All these essences have different ways to be defined, Hoffmann remarks. Relations can be defined only through the properties of what is related, while mathematical essences can be defined either through their method of generation or through their sensuous properties. Definitions of physical essences depend on whether the things in question are natural or artificial: natural physical things might be defined by their method of generation, their various sensuous properties and causal powers and their relations to other things, while artificial physical things are defined by their structure and their purpose. While moral essences in general should be defined just in case of purposes and means, especially in case of rights and obligations one must also consider conditions in which those rights and obligations can be actualized.
Finally, existential essences can be defined through various means. Firstly, they can be defined through sensuous changes affected by them – for instance, substance is something that subsists by itself, that is, that we can see to exist in various places, not bounded to another thing. Secondly, they can be defined through their inexisting parts or abstractions – for instance, a real thing can be defined through its abstracted properties of a) being thinkable and b) existing outside thinking. Finally, they can be defined by explaining their method of abstraction – for instance, extension is that which is left of a spatial thing, when we abstract from its forces and from the substrate behind them.
Hoffmann also considers whether one needs some further essences, notably in metaphysics or logic. In case of metaphysics, Hoffmann can just note that all essences handled in it, fall into some already dealt cases. Same holds in logic, where e.g. a concept of subject is relational and concept of deduction is causal.
First concepts serve as a beginning of definition, and Hoffmann characterises all further forms of real definition also through their purpose in cognition. He also notices that some definitions might actually have various purposes and thus fall into more than one kind. Furthermore, he mentions fascinatingly that some definitions, what he calls ignoble, serve no purpose at all – unfortunately, he provides no example of such an intriguing class.

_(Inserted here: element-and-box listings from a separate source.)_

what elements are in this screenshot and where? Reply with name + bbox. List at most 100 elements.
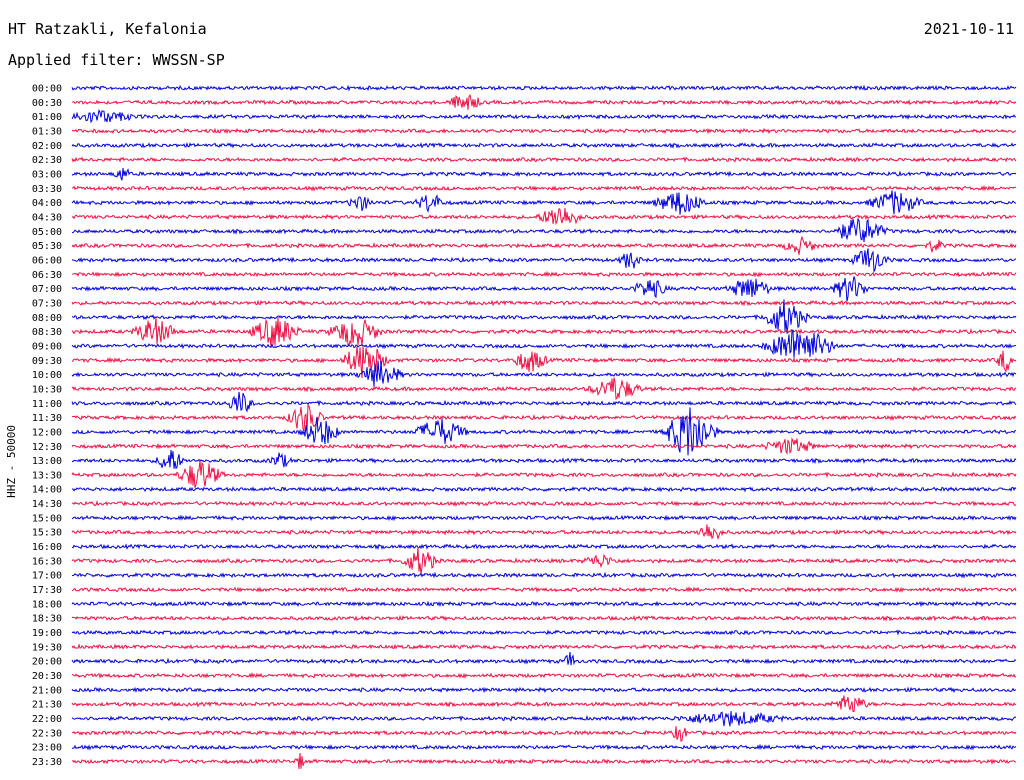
seismic-trace-row	[71, 184, 1017, 192]
seismic-trace-row	[71, 407, 1017, 456]
seismic-trace-row	[71, 586, 1017, 593]
time-label: 19:30	[32, 642, 62, 653]
seismic-trace-row	[71, 328, 1017, 358]
time-label: 00:30	[32, 98, 62, 109]
seismic-trace-row	[71, 726, 1017, 742]
seismic-trace-row	[71, 276, 1017, 302]
seismic-trace-row	[71, 270, 1017, 278]
time-label: 17:00	[32, 571, 62, 582]
seismic-trace-row	[71, 711, 1017, 727]
filter-label: Applied filter: WWSSN-SP	[8, 51, 225, 69]
seismic-trace-row	[71, 485, 1017, 493]
time-label: 13:00	[32, 456, 62, 467]
time-label: 18:30	[32, 614, 62, 625]
seismic-trace-row	[71, 299, 1017, 334]
seismic-trace-row	[71, 404, 1017, 434]
seismic-trace-row	[71, 142, 1017, 149]
seismic-trace-row	[71, 743, 1017, 751]
time-label: 11:00	[32, 399, 62, 410]
seismic-trace-row	[71, 695, 1017, 713]
time-label: 20:30	[32, 671, 62, 682]
seismic-trace-row	[71, 449, 1017, 470]
time-label: 18:00	[32, 599, 62, 610]
time-label: 13:30	[32, 470, 62, 481]
time-label: 04:30	[32, 212, 62, 223]
seismic-trace-row	[71, 614, 1017, 622]
seismic-trace-row	[71, 168, 1017, 181]
seismic-trace-row	[71, 543, 1017, 551]
time-label: 05:30	[32, 241, 62, 252]
seismic-trace-row	[71, 436, 1017, 455]
time-label: 14:30	[32, 499, 62, 510]
seismic-trace-row	[71, 84, 1017, 92]
seismic-trace-row	[71, 600, 1017, 608]
time-label: 09:00	[32, 341, 62, 352]
time-label: 06:30	[32, 270, 62, 281]
seismic-trace-row	[71, 235, 1017, 255]
time-axis-labels: 00:00 00:30 01:00 01:30 02:00 02:30 03:00 03:30…	[32, 84, 62, 769]
seismic-trace-row	[71, 514, 1017, 522]
time-label: 05:00	[32, 227, 62, 238]
time-label: 09:30	[32, 356, 62, 367]
time-label: 15:00	[32, 513, 62, 524]
seismic-trace-row	[71, 346, 1017, 379]
seismic-trace-row	[71, 547, 1017, 575]
time-label: 01:30	[32, 126, 62, 137]
time-label: 22:00	[32, 714, 62, 725]
seismic-trace-row	[71, 299, 1017, 307]
seismic-trace-row	[71, 127, 1017, 135]
time-label: 16:30	[32, 556, 62, 567]
time-label: 03:00	[32, 169, 62, 180]
seismic-trace-row	[71, 377, 1017, 400]
station-title: HT Ratzakli, Kefalonia	[8, 20, 207, 38]
time-label: 15:30	[32, 528, 62, 539]
time-label: 06:00	[32, 255, 62, 266]
seismic-traces	[71, 84, 1017, 770]
time-label: 03:30	[32, 184, 62, 195]
time-label: 21:30	[32, 700, 62, 711]
time-label: 21:00	[32, 685, 62, 696]
seismic-trace-row	[71, 752, 1016, 770]
time-label: 23:30	[32, 757, 62, 768]
time-label: 16:00	[32, 542, 62, 553]
seismic-trace-row	[72, 217, 1017, 243]
seismic-trace-row	[71, 156, 1017, 163]
seismic-trace-row	[71, 524, 1017, 541]
seismic-trace-row	[71, 360, 1017, 387]
time-label: 19:00	[32, 628, 62, 639]
time-label: 08:00	[32, 313, 62, 324]
time-label: 23:00	[32, 743, 62, 754]
seismic-trace-row	[71, 190, 1017, 215]
time-label: 02:30	[32, 155, 62, 166]
time-label: 17:30	[32, 585, 62, 596]
seismic-trace-row	[71, 500, 1017, 507]
seismic-trace-row	[71, 248, 1017, 274]
seismic-trace-row	[71, 109, 1017, 124]
seismic-trace-row	[71, 316, 1017, 347]
seismic-trace-row	[71, 93, 1017, 110]
time-label: 12:30	[32, 442, 62, 453]
time-label: 07:30	[32, 298, 62, 309]
time-label: 04:00	[32, 198, 62, 209]
seismic-trace-row	[71, 643, 1017, 651]
time-label: 07:00	[32, 284, 62, 295]
seismic-trace-row	[71, 686, 1017, 694]
time-label: 20:00	[32, 657, 62, 668]
time-label: 10:00	[32, 370, 62, 381]
seismic-trace-row	[71, 391, 1017, 413]
time-label: 14:00	[32, 485, 62, 496]
date-label: 2021-10-11	[923, 20, 1014, 38]
time-label: 01:00	[32, 112, 62, 123]
time-label: 12:00	[32, 427, 62, 438]
seismic-trace-row	[71, 571, 1017, 579]
seismic-trace-row	[71, 651, 1017, 666]
seismic-trace-row	[71, 208, 1017, 226]
seismic-trace-row	[71, 460, 1017, 488]
time-label: 08:30	[32, 327, 62, 338]
seismic-trace-row	[71, 629, 1017, 636]
time-label: 10:30	[32, 384, 62, 395]
seismic-trace-row	[71, 672, 1017, 679]
time-label: 11:30	[32, 413, 62, 424]
time-label: 00:00	[32, 84, 62, 95]
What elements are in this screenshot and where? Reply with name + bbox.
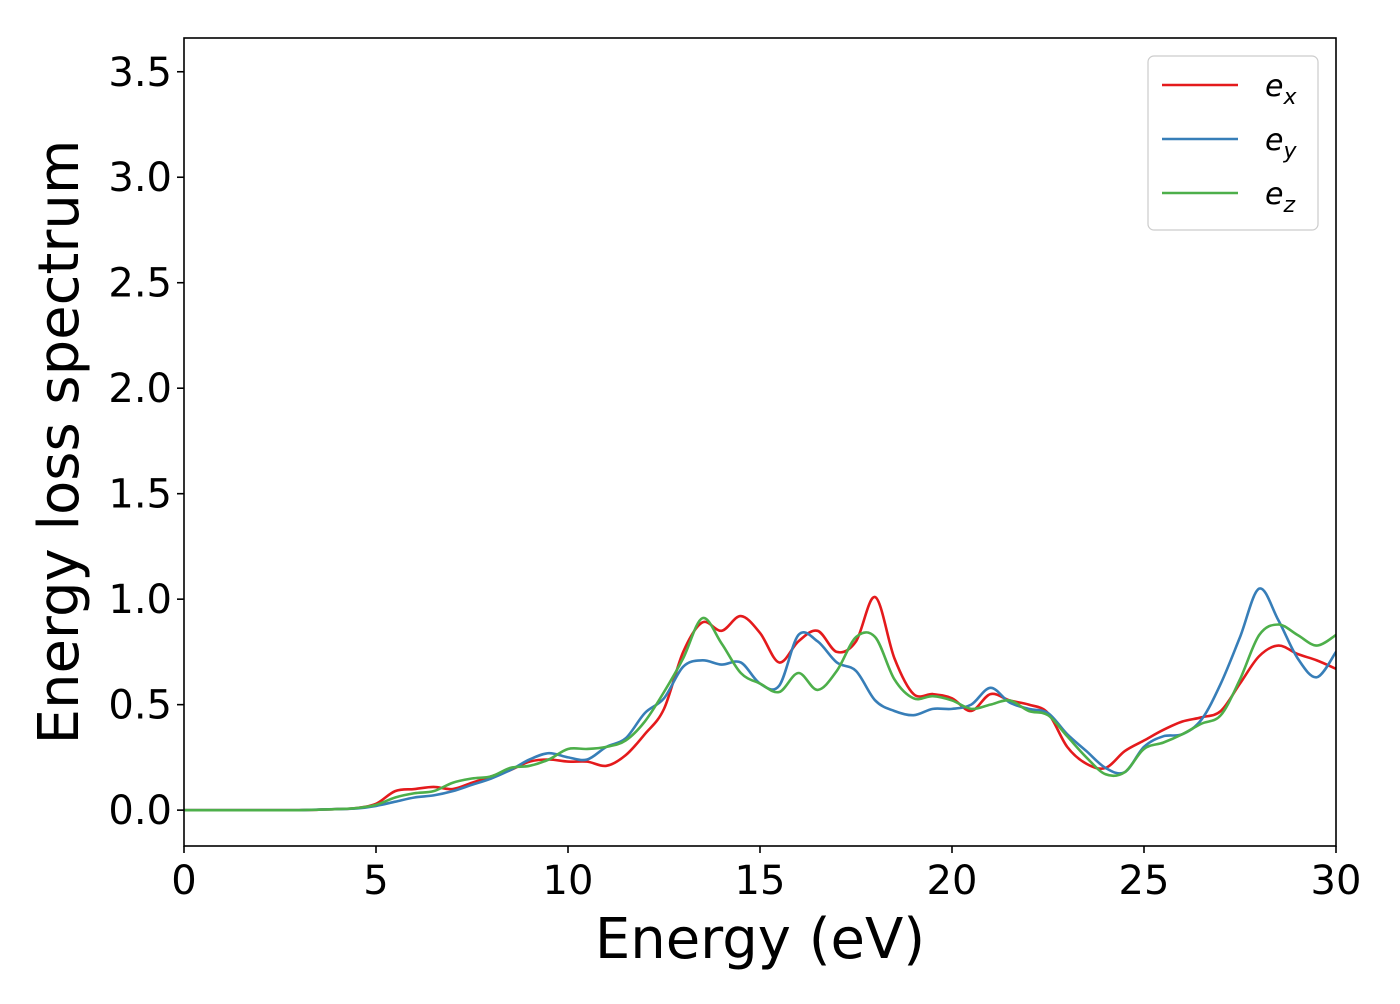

The two true classes of real definition, which are not first concepts, are characteristic definitions, which help to distinguish things, and causal definitions, which help to explain sensuous properties of a thing. The two classes overlap one another, as Hoffmann already implied. Starting from causal definitions, it is not so much the existence, but properties of things that are explained by them – the definition begins from the essence of a thing and thus can be used a premiss to explain why the thing has this or that property. This is a very wide understanding of causality and could be applied also e.g. to mathematical things.
Characteristic definition, then, might actually be also a causal definition – by showing the essence of a thing, we also make it possible to distinguish it from other things. This sort of characteristic definition Hoffmann calls a priori, but he also accepts a posteriori characteristic definitions, which are clearly non-causal – in these definitions, we distinguish a thing through some conditions we find it in.
This concludes Hoffmann's theory of definitions. Next, he will handle divisions.